In the last essay in section one, titled “Foppish, Effeminate, or ‘A Little Too Handsome,’” Rick Cypert recalls one of the most read U.S. mystery writers, Mignon G. Eberhart (dubbed, more on account of sales than real similarities, “America’'s Agatha Christie”). Specifically, Cypert analyzes how this very popular author—a Mystery Writers of America Grand Master Award winner—treated men and masculinity in her books, particularly those males who are just “a little too handsome.”

The second section of Murder in the Closet, titled “Skeleton Keys,” primarily covers writers from the post-World War II era. However, its opening two essays—James Doig’s on the outré Australian serial-killer novel Twisted Clay (1934), and Drewey Wayne Gunn’s on real-life, 1940s Canadian-American killer Wayne Lonergan and his murder scandal’s influence on crime fiction—focus on precursors to the more explicitly LGBTQ fiction of that period.
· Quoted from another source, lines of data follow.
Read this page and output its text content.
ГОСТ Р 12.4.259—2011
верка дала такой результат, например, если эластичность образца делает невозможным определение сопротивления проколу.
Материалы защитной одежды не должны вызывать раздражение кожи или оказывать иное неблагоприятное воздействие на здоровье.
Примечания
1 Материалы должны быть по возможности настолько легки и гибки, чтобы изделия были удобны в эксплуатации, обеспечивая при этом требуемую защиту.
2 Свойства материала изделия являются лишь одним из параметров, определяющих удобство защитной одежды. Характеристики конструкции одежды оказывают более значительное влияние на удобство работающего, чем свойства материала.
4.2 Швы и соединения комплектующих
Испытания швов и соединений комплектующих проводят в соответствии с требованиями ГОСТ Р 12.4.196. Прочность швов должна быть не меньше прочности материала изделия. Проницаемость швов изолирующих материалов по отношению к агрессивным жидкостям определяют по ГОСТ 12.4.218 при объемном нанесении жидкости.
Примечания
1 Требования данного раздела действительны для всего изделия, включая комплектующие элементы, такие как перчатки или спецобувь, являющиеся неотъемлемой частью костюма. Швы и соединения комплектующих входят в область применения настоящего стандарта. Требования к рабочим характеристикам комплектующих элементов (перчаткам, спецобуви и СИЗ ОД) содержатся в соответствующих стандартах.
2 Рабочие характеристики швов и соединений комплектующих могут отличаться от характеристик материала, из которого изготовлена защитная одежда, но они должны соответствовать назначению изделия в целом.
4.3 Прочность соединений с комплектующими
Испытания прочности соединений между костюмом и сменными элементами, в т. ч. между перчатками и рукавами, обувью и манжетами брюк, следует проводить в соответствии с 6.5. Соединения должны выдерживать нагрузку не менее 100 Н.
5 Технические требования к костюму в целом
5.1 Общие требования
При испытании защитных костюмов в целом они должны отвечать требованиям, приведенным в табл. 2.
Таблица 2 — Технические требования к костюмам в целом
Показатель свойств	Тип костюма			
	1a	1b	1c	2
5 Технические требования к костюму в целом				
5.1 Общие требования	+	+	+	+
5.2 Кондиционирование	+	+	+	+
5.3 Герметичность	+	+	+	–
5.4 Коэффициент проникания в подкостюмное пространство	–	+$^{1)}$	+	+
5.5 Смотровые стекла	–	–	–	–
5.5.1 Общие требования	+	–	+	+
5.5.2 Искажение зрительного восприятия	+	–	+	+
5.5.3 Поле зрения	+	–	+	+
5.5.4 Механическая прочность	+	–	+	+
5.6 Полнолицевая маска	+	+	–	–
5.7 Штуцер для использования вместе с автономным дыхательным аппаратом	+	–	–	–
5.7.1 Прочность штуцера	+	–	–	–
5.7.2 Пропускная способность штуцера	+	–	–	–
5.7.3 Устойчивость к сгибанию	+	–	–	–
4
Tom Nolan’s “Claude Was Doing All Right” scrutinizes kinder and gentler but still hard-boiled detective fictionist Ross Macdonald’s evolving attitude toward homosexuality, both in his fiction and in his own life, while my “Elegant Stuff … Of Its Sort” details the provocative mid-century crime-fiction career of “Edgar Box,” aka Gore Vidal.

Going back across the pond to Great Britain, J.F. Norris’ “Adonis in Person” studies the crime fiction of gay man of letters Beverley Nichols, while Bruce Shaw’s “More Than Fiction” spotlights the life and writing career of iconic lesbian Nancy Spain. Finishing the collection are three essays—by Nick Jones, Josh Lanyon, and again, Norris—on the writers Patricia Highsmith, Joseph Hansen, and George Baxt, whose fiction reflected cultural changes as the world moved toward Stonewall. Mystery fiction certainly was not in Kansas anymore, if you will—though in truth it never really quite was, despite Marie F. Rodell’s admonishments.

I am very proud of Murder in the Closet and I think the essays it contains make a significant contribution to LGBTQ history, mystery genre history, and cultural history in general. I hope mystery-fiction fans will give it more than a passing glance.